- Norman McCay, art by Alex Ross

Publication information
- Publisher: DC Comics
- First appearance: Kingdom Come #1 (May 1996)
- Created by: Alex Ross and Mark Waid

In-story information
- Full name: Norman McCay
- Abilities: Chosen to witness the events of Kingdom Come Prophetic dreams

= Norman McCay =

DC Comics character

The Reverend Norman McCay is a character from the DC Comics miniseries Kingdom Come, where he acted as the narrator and de facto protagonist. Kingdom Come is an Elseworlds series which takes place in an alternate continuity, with McCay initially not appearing in the regular DC Universe continuity. The later series Justice Society of America reveals that a version of McCay exists in the main DC universe.

==Publication history==
Norman McCay was created by Alex Ross and Mark Waid for the Kingdom Come miniseries, wherein he narrated the events of the story. McCay's appearance is based on Ross's father, United Church of Christ minister Clark Ross. The character's surname is a homage to cartoonist Winsor McCay.

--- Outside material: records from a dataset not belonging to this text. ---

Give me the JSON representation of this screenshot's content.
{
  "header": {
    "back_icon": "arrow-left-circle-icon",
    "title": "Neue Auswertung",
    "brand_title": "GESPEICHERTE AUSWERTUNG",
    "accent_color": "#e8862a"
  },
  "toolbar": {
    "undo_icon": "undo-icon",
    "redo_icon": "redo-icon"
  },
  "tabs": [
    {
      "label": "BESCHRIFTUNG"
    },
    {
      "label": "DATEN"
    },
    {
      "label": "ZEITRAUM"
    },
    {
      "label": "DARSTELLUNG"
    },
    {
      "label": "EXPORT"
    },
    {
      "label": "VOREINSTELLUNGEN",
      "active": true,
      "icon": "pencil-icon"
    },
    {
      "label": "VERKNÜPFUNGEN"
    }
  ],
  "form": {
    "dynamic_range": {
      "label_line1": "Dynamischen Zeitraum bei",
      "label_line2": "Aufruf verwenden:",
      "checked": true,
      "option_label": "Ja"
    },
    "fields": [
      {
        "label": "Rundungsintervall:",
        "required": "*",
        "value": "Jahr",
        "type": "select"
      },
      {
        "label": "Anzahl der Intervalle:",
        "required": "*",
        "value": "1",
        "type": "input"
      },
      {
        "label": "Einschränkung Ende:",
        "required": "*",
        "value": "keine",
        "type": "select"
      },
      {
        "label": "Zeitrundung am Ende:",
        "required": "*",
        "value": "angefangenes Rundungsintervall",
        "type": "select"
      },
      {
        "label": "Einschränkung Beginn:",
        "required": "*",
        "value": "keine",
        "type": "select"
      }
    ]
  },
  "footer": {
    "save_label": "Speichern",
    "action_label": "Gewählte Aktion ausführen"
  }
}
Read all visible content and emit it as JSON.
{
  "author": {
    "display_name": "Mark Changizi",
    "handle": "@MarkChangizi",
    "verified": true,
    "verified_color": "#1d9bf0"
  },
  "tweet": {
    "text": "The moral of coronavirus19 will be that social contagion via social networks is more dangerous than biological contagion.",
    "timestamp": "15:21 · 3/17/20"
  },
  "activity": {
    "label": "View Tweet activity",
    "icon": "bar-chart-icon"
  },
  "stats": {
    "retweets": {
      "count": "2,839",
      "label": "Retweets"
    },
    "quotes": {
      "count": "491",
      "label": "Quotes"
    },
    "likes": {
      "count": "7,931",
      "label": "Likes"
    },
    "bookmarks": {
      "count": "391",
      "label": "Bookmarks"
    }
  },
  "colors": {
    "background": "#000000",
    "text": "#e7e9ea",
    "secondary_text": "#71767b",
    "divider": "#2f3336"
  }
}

==Fictional character biography==
McCay is a Dutch Reformed minister. He was friend and pastor to the former Sandman, Wesley Dodds, until he died. Dodds proclaimed an apocalyptic prophecy concerning future events involving the world's super-heroes. Prior to entering the presence of the Quintessence he had always believed that God was a force and that that force did not assume a literal physical form or create servants to its will.

McCay is saddened by this and finds that he has inherited Dodds' visions. McCay's world is one where a new generation of super-heroes has become far more violent and bloodthirsty than their predecessors, such as Superman, Batman and Wonder Woman. This culminates in the destruction of Kansas in a battle resulting in the deaths of one million people.

McCay delivers a sermon based on the Book of Revelation, which includes passages that unintentionally remind his congregation of the Kansas disaster. Shortly afterward, McCay is contacted by the Spectre to bear witness to the events of the changing world. He believes the Spectre to be an angel and thus validates his faith.

In the course of their travels, McCay and the Spectre witness the growing tension in the world, the attempts by Superman and his Justice League to restore order, and plots by the likes of Lex Luthor to take advantage in order to seize power for themselves. McCay attempts to tell Superman that the apocalypse will result from their actions, but is ignored.

At the final battle involving the Outsiders, the Justice League, and the heroes who escaped from imprisonment, a nuclear bomb is dropped by the United Nations. The Spectre asks McCay to pass judgement on who is right. McCay, recognizing that the situation is more complex than simply a right or wrong decision, sees an alternative. McCay grows angry at the Spectre's announced intent to depart and leave things as they are. As Superman rages at the U.N., McCay calls attention to the fact that conflict arises when superhumans separate themselves from humans. This convinces Superman to calm down and follow a new path. McCay is later seen giving an inspiring sermon to his parish, which is attended by the Spectre's human host Jim Corrigan.

==Other versions==
A version of Norman McCay from the main DC universe appears in Justice Society of America Kingdom Come Special: Superman.